Although I've written countless essays about English literature and reviewed a couple of hundred horror movies and video games, I've never actually written a book review. Luckily for me, The New Dead was right up my alley and is exactly what I look for in a book.

I'm not the kind of guy who can read a lot of fiction unless it pertains directly to something I really like. Fortunately, I happen to really like zombies, and I liked 'em before they were cool (yeah, that's right). I'm a really busy guy. Between a full-time teaching gig, another part-time job and my dvd/game reviews, I don't have a lot of time for the written word (at least not for pleasure, anyway). I do love a good book though and when a book grabs me, I like to be able to blaze through it.

Rise From Your Grave!

This may be one of the reasons I loved this book so much. I truly dig and appreciate the anthology format, which syncs up well with my lifestyle. Any time I was in a long commute or had a moment to myself, I could crack this sucker open and rip through a tale. 

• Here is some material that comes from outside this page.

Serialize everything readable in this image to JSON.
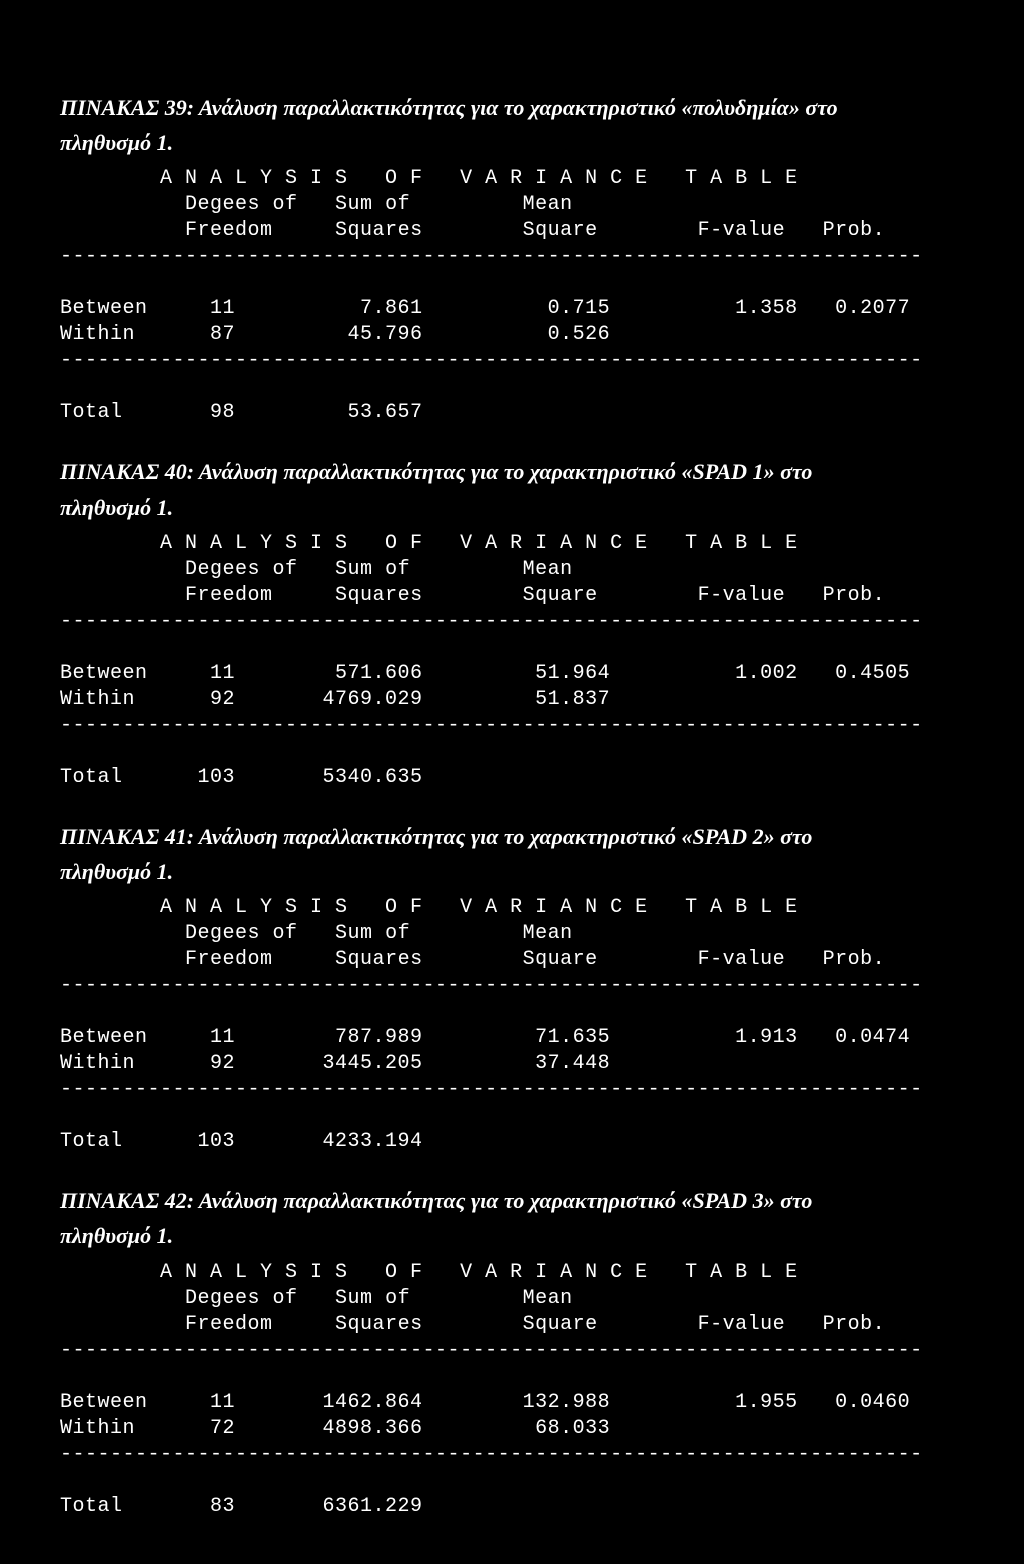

I have to give some real props to this book for selecting such different sorts of stories as well. I've read quite a few zombie books and stories and I was a little worried that an entire anthology would become redundant and trite rather quickly. I mean, how many different ways can you spin a zombie tale? Let me tell you- there are about 19 different ways you can do so and this one really lets the zombies run the gamut of emotions from laughs to anger and tears.

A Handsome Portrait!

It would be impossible for me to review all of the stories in this book, but I have to touch on a few. This book kicks off with a really heavy tale called "Lazarus" written by John Conolly, This one is a contemplative retelling of Lazarus' rise from the dead (for those unfamiliar with contemporary religion, it is said that Jesus rose Lazarus from the dead four days after his own death). It might sound a little far-fetched but the story is written very seriously and has a really dark and sad tone.

I absolutely loved "What Maisie Knew" by David Liss. It tells a story about zombies becoming mass-produced human servants. One man is telling his tale about how he bought a black-market zombie servant to cover up a past mistake. The story is thoughtfully written and has a fantastic twist that left me hungry for brains.

M.B Hombler checks in with another awesome tale called "The Zombie who Fell from the Sky". This one is a thoughtful piece that deals with Romero-esque human cruelty issues. A great companion piece to this story is "Kids and Their Toys", which comes off like a Stand By Me homage with zombies. The latter story really resonated with me and I thought it would make a great film. Really descriptive and involving stuff.

The last story in the book, “Twittering from the Circus of the Dead” by Joe Hill is a perfect closing piece that deals with a family that runs into an entire carnival of the undead while coming home from vacation. It's written in Twitter-ific style but serves as a great little slice of cultural zeitgeist both from technology and zombie standpoints.

Gunslinger Zombie!

This is a book that isn't written 'safely'. The New Dead isn't a jumble of lame stories tossed together to make a buck. Almost every story is worth reading at least once, and I read several a couple more times. For those familiar with Max Brooks, even he contributes a tale here (and if you're not familiar with him, he's the author of the kick ass novel World War Z, one of my favourite books ever). The stories are controversial, thought provoking, fun, nasty and thrilling. The book is thick, running 400 pages long and has a low price point which makes it a great value for your money.

Do yourself a favor- assume the role of your favorite zombie and tear this one's brains apart!